— Не правда ли, что он знатную нам задал пирушку!.. Помнится, вы с ним что-то повздорили, да, кажется, помирились. Нечего сказать, он немного крутенек, не любит, чтоб ему поперечили; а уж хлебосол! и как захочет, так умеет приласкать!
— «Прещение его подобно рыканию львову, — перервал Опалев, — и яко же роса злаку, тако тихость его».
— Эх, Юрий Дмитрич! — продолжал Лесута. — Много с тех пор воды утекло! Вовсе житья не стало нашему брату, родовому дворянину! Нижегородские крамольники все вверх дном поставили. Хотя бы, к примеру сказать, меня, стряпчего с ключом, — поверишь ли, Юрий Дмитрич? в грош не ставят; а какой-нибудь простой посадский или мясник — воеводою!
— Да, да, — примолвил Опалев, — чего мы не насмотрелись!
— Ты, верно, Юрий Дмитрич, — сказал Лесута, помолчав несколько времени, — пробираешься к пану Хоткевичу?
— Я и сам еще не знаю, — отвечал отрывисто Милославский.
— Да другого-то делать нечего, — продолжал Лесута, — в Москву теперь не проедешь.
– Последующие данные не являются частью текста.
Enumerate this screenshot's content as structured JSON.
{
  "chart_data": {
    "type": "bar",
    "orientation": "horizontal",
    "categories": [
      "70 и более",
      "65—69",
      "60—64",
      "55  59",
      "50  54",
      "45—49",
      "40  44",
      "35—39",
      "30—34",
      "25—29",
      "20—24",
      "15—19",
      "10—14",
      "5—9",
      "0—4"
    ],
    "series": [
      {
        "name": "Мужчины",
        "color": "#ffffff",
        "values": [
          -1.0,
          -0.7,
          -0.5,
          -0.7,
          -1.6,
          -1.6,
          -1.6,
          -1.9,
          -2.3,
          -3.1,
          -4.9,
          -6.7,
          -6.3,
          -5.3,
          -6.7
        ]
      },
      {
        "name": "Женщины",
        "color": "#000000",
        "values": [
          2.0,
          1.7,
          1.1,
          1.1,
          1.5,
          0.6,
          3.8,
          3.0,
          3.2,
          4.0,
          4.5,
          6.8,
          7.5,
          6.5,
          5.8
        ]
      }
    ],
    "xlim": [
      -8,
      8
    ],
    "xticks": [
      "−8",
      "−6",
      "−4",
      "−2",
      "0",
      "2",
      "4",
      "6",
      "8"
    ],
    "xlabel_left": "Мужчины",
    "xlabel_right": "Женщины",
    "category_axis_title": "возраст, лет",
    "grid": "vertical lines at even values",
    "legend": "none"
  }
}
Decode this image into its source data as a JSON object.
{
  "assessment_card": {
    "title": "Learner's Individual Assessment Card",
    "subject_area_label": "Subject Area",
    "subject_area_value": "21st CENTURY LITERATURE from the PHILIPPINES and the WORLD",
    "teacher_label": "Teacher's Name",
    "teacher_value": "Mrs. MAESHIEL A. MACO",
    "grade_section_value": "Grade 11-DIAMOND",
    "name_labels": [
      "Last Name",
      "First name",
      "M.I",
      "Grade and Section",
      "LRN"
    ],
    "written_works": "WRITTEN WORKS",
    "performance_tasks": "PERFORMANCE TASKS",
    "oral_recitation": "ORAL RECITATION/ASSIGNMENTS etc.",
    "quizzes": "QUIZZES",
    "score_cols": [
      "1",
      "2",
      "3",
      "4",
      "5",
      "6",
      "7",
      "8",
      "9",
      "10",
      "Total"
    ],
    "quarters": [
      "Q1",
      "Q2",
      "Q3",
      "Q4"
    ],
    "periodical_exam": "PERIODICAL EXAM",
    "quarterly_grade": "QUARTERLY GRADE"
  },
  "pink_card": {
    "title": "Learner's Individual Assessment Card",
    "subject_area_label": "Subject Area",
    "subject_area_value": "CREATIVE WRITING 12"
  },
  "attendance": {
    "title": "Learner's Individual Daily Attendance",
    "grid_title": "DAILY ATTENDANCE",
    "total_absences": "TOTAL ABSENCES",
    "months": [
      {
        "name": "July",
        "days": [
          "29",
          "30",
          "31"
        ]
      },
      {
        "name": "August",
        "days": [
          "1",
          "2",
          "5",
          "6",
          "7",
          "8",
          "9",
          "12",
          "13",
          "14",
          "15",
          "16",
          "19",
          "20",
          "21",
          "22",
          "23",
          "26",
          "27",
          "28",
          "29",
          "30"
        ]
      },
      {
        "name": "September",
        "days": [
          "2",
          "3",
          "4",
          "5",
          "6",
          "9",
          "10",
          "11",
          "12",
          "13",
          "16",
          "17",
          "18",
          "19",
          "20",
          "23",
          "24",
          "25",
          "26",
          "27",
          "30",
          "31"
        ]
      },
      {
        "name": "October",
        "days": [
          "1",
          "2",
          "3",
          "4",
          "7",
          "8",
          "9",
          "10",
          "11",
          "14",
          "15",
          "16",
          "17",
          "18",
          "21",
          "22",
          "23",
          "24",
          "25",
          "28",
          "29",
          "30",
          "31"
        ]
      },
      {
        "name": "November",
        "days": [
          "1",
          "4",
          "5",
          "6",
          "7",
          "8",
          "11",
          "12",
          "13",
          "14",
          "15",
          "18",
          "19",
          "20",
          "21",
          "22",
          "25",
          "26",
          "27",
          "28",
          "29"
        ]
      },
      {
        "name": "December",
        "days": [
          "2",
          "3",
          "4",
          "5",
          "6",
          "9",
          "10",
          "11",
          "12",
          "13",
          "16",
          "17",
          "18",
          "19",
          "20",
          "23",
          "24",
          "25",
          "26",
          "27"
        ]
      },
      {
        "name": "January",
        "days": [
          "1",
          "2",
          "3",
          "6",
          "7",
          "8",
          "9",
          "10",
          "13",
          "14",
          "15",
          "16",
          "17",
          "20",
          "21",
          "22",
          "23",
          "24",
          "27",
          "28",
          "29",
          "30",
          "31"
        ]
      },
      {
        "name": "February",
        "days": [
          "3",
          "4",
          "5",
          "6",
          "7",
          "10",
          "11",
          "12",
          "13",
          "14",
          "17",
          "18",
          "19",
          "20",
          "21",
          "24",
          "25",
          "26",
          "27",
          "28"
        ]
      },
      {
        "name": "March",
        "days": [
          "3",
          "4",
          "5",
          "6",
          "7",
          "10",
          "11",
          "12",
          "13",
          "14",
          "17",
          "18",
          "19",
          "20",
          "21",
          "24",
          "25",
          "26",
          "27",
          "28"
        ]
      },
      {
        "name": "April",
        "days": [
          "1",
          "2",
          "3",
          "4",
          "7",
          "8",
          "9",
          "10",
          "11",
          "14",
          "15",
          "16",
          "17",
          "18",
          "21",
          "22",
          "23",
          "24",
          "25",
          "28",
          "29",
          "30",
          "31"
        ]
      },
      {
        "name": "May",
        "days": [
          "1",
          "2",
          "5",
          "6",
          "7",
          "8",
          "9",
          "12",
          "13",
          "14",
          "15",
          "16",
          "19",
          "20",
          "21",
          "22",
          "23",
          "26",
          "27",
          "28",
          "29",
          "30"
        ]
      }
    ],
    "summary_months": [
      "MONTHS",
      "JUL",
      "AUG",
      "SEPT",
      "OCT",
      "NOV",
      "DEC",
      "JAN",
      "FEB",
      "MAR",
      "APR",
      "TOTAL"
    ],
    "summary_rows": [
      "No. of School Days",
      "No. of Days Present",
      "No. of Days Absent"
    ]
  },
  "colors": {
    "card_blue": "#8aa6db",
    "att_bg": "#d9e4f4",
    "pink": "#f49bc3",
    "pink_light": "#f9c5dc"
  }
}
Вокруг ее идет такая каша, что упаси господи! и Трубецкой, и Пожарский, и Заруцкий, и проклятые шиши, — и, словом, весь русский сброд, ни дать ни взять, как саранча, загатил все дороги около Москвы. Я слышал, что и Гонсевский перебрался в стан к гетману Хоткевичу, а в Москве остался старшим пан Струся. О-ох, Юрий Дмитрич! Плохие времена, отец мой! Того и гляди придется пенять отцу и матери, зачем на свет родили!
— Что ты, Степан Кондратьич! — вскричал Опалев. — Не моги говорить таких речей: «Злословящему отца и матерь угаснет светильник, зеницы же очес его узрят тьму».
— Да мы и так уж давно ходим в потемках, — возразил Лесута. — Когда стряпчий с ключом, как я, или думный дворянин, как ты, не знают, куда голов приклонить, так, видно, уже пришли последние времена.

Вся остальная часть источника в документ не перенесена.